Preg_match to confirm letters/numbers/underscores only?

Hey, I’ve had people register with ^, *, and allt hese other weird characters.

I want to confirm on registration that it’s just letters, numbers, underscores, or dashes.

How can I do this?


Try this:

if((ereg("^[a-zA-Z0-9_\\-]+$", $your_variable_here)) {
# allowable characters only
} else {
# some bad characters found

This will say true/false for valid characters though it’ll not replace characters etc. I think the Reg Exp is okay as I’ve used it before bar the underscore and dash characters.

You may need to escape the underscore as well ? using /_ for example as I’ve not tested this.

I think there is no longer any reason to use ereg, use preg instead.

In brackets every character is literal IIRC, so you should not try to escape the -, instead make sure it is the last character in the class (as it already is in your example). By adding the \ you are also allowing the backslash as a valid character.

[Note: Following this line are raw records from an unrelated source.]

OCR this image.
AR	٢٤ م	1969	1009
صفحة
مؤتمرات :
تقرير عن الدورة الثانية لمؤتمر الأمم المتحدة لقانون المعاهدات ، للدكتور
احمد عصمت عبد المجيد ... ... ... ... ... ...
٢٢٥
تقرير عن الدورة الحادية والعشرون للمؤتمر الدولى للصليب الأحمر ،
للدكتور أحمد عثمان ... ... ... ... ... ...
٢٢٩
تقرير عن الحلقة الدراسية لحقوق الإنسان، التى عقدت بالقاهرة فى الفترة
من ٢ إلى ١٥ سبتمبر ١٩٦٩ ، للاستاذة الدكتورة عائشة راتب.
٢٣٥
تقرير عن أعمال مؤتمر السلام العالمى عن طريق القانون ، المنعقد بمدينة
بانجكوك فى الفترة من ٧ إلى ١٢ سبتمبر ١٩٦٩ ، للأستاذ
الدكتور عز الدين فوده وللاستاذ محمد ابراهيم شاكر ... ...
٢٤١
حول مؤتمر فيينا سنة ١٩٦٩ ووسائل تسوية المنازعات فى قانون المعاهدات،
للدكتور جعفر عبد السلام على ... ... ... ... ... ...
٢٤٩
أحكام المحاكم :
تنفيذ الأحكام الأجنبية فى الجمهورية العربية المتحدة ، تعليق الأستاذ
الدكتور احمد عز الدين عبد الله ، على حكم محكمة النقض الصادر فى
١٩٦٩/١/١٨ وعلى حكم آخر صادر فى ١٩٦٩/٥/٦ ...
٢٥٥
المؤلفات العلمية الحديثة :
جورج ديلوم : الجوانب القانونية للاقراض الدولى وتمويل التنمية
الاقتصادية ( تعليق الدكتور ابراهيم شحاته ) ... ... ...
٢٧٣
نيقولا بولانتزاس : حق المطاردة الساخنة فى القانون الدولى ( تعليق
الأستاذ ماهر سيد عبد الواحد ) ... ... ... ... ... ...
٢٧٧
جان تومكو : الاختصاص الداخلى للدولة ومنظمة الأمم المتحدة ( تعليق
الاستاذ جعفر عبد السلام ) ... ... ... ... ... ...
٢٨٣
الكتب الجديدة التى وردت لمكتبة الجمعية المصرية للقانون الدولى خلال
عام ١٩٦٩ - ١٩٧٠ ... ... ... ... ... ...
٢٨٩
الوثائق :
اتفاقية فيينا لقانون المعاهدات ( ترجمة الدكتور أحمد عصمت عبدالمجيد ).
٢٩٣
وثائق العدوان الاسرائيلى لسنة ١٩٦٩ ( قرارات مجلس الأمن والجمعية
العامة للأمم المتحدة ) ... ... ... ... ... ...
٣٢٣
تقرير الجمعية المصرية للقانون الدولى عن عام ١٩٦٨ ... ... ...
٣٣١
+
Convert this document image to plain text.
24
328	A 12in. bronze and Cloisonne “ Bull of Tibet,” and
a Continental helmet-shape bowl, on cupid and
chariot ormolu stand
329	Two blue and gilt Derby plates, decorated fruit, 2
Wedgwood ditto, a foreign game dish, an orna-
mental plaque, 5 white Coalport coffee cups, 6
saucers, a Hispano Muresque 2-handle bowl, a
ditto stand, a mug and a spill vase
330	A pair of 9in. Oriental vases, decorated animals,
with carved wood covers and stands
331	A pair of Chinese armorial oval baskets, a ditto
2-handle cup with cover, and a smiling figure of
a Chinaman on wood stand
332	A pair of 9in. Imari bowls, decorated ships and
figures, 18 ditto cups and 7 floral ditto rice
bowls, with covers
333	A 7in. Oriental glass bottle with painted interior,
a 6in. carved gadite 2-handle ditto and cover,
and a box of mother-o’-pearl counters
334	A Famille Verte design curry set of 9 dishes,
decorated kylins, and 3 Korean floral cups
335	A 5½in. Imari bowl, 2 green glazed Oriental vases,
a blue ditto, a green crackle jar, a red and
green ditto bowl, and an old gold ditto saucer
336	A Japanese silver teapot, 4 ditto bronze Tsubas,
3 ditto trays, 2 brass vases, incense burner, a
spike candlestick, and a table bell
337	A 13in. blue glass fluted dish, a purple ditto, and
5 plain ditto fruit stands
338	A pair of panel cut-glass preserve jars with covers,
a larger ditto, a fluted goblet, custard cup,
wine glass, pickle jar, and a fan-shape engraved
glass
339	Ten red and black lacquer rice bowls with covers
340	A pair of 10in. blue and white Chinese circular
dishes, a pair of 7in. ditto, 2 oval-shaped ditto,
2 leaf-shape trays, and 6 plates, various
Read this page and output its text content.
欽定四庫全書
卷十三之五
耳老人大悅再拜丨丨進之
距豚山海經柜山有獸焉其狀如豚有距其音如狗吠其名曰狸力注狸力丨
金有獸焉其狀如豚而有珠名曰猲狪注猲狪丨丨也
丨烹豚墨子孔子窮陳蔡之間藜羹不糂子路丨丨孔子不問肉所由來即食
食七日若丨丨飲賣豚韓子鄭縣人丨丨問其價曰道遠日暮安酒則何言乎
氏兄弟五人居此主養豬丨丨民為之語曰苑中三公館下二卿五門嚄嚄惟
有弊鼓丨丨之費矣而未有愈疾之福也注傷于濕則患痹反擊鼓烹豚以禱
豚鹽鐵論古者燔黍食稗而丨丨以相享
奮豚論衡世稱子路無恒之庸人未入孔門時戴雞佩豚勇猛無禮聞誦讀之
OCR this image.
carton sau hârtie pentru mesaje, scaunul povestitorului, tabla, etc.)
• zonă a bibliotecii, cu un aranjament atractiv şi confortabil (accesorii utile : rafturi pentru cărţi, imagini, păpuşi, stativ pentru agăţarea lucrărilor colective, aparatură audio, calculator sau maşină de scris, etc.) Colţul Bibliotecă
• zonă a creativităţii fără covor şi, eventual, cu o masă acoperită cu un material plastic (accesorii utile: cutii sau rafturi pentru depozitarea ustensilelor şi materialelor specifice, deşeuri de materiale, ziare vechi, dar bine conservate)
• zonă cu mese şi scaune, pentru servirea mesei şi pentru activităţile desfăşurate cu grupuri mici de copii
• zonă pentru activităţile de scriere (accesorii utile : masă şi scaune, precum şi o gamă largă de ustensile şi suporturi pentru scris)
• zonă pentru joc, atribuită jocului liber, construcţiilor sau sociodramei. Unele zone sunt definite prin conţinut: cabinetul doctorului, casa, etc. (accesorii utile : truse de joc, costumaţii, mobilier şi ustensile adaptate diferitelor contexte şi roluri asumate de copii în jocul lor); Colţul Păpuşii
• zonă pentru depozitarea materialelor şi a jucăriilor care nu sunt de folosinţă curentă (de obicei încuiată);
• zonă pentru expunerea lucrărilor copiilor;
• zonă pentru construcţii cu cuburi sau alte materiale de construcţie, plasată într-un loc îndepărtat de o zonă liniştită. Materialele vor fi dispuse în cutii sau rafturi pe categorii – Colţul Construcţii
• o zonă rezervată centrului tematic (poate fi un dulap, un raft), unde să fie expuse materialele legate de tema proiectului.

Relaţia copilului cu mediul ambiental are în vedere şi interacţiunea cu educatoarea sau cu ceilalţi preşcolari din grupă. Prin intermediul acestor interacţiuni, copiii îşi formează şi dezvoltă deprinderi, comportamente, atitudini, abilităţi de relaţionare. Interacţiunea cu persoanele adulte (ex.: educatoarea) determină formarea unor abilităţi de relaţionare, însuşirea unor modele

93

Wasn’t sure as I don’t allow the - character through my FORMS as this can be used to hack mySQL 8)

Like he said!

POSIX -> PCRE (Perl) Regex

I think this would serve: /[\w-]+/
(\w includes an underscore)

While you are at it, you could also use {6,12} style syntax instead of + to control the maximum length of the string.

Small nit: “\w” includes underscores, IIRC.

wouldn’t this work?

preg_match('#^[A-Za-z0-9_-]{3,20}$#s', $string);

And then for the password

preg_match('#^[A-Za-z0-9?+*_!#$%&-]{6,20}$#s', $string);


but would \w include any ‘special’ letters like we have here? áéðæþö ?

Heh… I think I got my edit in before you posted… that occured to me just after submit.

preg_match('#^[A-Za-z0-9_-]{3,20}$#s', $string);

Yes that would work! However, the #s is redundant since there are no periods in the regex. Also, \w happens to be a perfect replacement for 2/3 of that.

\w is [0-9A-Za-z_] … no funky characters :slight_smile:

Besides the underscore that was on my post for about 10 seconds, I did make another mistake … failed to put the ^ and $ in so that it only matched if it was the entire string.

ok, preg code verision 2 :wink:

preg_match('#^[\\w-]{3,20}$#', $string);


preg_match('#^[\\w?+*!#$%&-]{6,20}$#', $string);

wouldn’t that just be in ideal preg_match for those?

but about the \w

But is then 0-9 and _ thought of as ‘word’ ? and then again áéðíóúýþæö are not thought of as a part of word, that is ehm, a little bit wierd I think.

is \w maybe just an ‘alias’ for a-zA-Z0-9_ ? as you said ?

Actually, áéðíóúýþæö and 0-9 are matched by \w.

hmm, so that is not very ‘internet friendly’ to use \w, propably best to limit it to [a-zA-Z0-9_-] I think…

Why is it not ‘Internet friendly’? I thought it would be friendlier to accept such characters, considering the international nature of the Internet. Or am I misunderstanding you?

Granted, for 0-9, but as for the “special characters” I just tested and no match. Perhaps I’ve done something wrong, so here’s the test:

$source = 'áéðíóúýþæö';
if (preg_match('/\\w+/', $source))
echo ('match!');

No match for me.

Funny, because I’d tested this out to confirm too, with this code snippet:

$string = 'áéðíóúýþæö232';

if ( preg_match( '/^\\w+$/', $string) ) {
    echo 'Match!';

and it matches. Maybe it’s a locale issue.

Yes it is a locale issue.

  1. \w\xe6\xc6\xf8\xd8\xe5\xc5\xf6\xd6\xe4\xc4 ↩︎

Well, like you can’t have usernames here (I think) with icelandic letters and not in emails, bad to have them in files/directories names and many things, doesn’t it just offer trouble?

I was wondering, thanks for looking it up. That’s a good note to keep in mind for scripts that may travel.

Of course, if you are installing a script on a server with a locale that includes áéðíóúýþæ in \w, there is a good chance that you would want to accept those characters.

And how is it configured?